3 JUNE 1972, Page 23

Theatre

Faith rewarded

Kenneth Hurren

John Antrobus, after God knows how many years of trying, has written a play that is at least sporadically funny; and I am as surprised to be writing those lines as you may be to be reading them.

The resolution with which I am able to fight down my prejudices, while legendary in theatrical circles, is in the category of those little natural gifts, like green thumbs and spinning fingers and healing hands, that one accepts in oneself with modesty and grace. In the case of Antrobus, though, even I marvelled at the serene spirit of detachment in which I showed up at the Royal Court for his latest work: not only is he so closely associated in my mind with one Spike Milligan (they collaborated, for example, on The Bed-Sitting Room) that I suspect them of contributing to each other's nervous breakdowns, but I have found all his own previous pieces so painful to endure that they seem damaging even in retrospect. Yet I felt neither resentment nor gloom nor malice as I faced up to Crete and Sergeant Pepper. Even Antrobus had the right to impartial judgement before the damning question, "Is anything known? ", Was asked; this time he might make it; and to have faith of that order rewarded, even in a small way, is a wondrously touching experience.

Crete and Sergeant Pepper, set mostly in a German prisoner-of-war camp in Crete in 1941, is a comic-book view of the second world war as seen from this backwater where captured British squaddies, relieved of the rigours of combat, celebrate their irrelevance in drag balls, anarchic political arguments and, in one case, carving the Sermon on the Mount on a cherry stone. Respects are paid to traditional PoW stories in the obligatory escape tunnel, which turns out to be a whole network of tunnels laid out on the model of the London Underground; but the prisoners' real escape is into incongruous song, at moments when they arrange themselves as a straight-faced chorus-line to render the absurd escapism so lavishly provided by the lyricists of the period in ' Amapola 'Room 504 'That Lovely Weekend' and so on. Antrobus is making a neat point here, as he is, again, in his plot, which has :0 do with the aftermath of a murderous assault on a major of the clerical branch so obsessively concerned with the preservation of regimental records that he has insisted on his men transporting the safe containing them during the evacuation from Greece.

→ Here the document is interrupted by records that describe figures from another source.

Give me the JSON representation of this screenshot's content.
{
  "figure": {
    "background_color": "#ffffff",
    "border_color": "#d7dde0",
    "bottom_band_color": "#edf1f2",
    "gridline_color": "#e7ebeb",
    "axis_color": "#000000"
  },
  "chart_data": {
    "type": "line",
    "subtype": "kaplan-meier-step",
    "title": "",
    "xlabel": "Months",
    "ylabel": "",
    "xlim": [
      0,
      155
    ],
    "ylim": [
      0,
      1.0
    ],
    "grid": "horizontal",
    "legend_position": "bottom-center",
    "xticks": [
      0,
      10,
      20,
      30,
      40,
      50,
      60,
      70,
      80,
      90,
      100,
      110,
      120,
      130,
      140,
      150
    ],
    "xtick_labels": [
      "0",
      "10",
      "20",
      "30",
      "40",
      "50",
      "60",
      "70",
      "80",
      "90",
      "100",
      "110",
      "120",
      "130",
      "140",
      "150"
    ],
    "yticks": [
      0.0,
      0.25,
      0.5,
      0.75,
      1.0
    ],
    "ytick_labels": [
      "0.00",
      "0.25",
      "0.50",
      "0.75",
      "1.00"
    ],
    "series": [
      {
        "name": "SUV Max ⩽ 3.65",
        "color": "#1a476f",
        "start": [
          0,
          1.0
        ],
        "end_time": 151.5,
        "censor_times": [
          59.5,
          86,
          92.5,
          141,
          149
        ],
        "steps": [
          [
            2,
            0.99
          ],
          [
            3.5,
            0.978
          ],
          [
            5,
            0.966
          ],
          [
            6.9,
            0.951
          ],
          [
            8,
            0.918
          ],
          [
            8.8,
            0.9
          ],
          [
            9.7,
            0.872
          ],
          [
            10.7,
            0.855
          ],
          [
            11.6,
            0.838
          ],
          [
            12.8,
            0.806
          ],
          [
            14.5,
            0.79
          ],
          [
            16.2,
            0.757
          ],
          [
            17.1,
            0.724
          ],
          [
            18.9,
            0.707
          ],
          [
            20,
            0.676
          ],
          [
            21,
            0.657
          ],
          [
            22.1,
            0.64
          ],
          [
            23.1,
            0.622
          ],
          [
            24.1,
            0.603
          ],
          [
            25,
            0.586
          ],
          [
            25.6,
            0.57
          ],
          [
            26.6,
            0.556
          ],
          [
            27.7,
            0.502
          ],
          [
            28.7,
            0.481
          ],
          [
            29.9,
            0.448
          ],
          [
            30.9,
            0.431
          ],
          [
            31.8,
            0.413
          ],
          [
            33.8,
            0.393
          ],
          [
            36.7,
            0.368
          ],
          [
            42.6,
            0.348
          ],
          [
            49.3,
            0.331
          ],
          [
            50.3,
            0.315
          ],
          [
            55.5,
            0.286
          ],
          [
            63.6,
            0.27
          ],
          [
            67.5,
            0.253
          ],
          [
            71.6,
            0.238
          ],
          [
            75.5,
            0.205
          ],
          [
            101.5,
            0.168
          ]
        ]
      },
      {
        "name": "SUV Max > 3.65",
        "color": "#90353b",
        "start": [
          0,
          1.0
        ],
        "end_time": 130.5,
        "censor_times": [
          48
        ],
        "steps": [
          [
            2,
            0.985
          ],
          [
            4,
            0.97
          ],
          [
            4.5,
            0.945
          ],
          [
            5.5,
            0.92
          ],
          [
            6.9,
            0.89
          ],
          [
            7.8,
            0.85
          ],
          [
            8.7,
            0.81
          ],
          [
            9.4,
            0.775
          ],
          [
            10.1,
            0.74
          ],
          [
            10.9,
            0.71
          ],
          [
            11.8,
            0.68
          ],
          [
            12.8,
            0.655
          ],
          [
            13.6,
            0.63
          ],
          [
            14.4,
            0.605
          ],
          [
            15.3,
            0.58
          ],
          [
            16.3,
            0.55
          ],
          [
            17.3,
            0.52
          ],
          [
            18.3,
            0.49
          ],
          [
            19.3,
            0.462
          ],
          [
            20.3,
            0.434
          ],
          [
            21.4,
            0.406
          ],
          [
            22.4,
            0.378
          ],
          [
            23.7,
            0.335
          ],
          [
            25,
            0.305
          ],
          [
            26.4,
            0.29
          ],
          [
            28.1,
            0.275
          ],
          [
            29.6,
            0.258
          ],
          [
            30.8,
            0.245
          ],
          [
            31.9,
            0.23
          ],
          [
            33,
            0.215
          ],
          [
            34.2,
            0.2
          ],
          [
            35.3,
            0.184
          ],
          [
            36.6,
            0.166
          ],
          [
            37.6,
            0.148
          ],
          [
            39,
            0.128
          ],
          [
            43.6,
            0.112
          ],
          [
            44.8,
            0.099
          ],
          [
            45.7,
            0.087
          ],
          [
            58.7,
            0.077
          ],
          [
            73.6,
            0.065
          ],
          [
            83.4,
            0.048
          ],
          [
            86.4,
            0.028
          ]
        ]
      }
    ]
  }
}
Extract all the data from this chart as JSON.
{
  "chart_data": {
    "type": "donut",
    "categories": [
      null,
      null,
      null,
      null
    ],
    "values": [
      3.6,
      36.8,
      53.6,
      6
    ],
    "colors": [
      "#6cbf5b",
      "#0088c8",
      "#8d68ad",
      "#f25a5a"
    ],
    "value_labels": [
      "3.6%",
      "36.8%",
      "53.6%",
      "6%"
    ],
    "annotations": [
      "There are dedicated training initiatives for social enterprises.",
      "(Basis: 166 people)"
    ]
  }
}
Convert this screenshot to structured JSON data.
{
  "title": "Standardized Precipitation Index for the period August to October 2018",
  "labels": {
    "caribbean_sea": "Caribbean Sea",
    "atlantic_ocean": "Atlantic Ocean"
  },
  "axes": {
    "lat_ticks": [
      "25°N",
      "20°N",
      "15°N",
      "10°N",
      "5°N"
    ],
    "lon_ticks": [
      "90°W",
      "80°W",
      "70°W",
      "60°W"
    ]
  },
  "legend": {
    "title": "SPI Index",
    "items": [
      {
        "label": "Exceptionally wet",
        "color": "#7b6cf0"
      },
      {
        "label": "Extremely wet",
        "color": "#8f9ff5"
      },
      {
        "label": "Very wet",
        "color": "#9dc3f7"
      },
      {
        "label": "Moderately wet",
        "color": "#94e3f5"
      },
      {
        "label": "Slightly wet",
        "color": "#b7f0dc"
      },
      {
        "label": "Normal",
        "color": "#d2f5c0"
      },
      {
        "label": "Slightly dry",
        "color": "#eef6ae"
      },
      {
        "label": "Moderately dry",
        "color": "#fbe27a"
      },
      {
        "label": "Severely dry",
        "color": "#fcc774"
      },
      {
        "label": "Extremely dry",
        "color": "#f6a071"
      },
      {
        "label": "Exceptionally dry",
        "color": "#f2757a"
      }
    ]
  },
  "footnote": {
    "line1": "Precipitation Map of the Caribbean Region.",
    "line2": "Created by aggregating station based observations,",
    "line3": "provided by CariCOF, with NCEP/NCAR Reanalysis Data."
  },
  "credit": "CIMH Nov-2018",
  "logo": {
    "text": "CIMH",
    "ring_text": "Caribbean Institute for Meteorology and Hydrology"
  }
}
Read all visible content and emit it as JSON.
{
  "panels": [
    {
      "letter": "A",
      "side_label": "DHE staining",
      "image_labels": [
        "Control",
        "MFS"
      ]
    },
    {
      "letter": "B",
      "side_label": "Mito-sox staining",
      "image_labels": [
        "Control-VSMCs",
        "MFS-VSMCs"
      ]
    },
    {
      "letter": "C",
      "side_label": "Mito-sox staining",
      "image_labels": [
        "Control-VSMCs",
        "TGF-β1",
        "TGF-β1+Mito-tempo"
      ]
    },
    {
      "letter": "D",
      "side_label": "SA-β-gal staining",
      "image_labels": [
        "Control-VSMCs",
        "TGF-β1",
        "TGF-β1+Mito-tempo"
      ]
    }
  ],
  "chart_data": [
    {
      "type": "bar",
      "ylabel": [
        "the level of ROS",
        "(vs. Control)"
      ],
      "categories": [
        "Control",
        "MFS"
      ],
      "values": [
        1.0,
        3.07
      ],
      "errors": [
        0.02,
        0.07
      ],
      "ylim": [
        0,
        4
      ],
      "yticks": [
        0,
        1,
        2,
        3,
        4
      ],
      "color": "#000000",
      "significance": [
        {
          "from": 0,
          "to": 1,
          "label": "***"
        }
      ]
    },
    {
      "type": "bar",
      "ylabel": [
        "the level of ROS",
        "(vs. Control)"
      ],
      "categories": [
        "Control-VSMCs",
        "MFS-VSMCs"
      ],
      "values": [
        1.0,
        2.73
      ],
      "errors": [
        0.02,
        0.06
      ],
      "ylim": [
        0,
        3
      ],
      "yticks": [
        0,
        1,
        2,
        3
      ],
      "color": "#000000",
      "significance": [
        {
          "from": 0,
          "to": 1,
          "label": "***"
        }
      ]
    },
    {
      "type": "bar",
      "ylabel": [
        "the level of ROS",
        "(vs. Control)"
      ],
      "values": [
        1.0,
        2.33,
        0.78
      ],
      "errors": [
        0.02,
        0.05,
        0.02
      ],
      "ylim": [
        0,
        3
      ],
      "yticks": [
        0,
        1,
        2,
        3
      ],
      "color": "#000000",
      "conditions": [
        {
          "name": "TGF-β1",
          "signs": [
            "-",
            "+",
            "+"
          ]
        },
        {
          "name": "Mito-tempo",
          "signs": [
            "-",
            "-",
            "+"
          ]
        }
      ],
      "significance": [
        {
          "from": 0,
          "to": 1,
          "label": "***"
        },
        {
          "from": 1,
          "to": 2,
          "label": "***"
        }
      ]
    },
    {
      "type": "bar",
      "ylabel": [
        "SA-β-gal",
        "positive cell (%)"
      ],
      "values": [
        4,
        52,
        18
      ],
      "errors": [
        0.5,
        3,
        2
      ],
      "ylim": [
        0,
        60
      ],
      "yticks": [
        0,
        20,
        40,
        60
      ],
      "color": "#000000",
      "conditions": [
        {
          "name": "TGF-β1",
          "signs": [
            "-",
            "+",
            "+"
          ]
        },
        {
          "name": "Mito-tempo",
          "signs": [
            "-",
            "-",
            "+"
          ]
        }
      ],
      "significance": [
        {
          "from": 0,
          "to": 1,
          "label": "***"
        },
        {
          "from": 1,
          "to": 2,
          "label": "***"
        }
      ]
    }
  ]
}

The proceedings could do with some fairly ruthless pruning, for despite the best efforts of a willingly waggish cast, it is clear that there are extended sequences unlikely to entertain anyone in the world, with the just conceivable exception of Spike Milligan. At such times the mind is apt to wander off to other matters: to ponder, perhaps, the point at which it becomes permissible in Sloane Square to be irreverent about a war. There's material there for a dangerous essay speculating on the improbability of the Royal Court's being joky about Vietnam; but I don't want to be a wet blanket and spoil the joy we must all feel for Antrobus in having found something which, from time to time, amuses, not only him but us.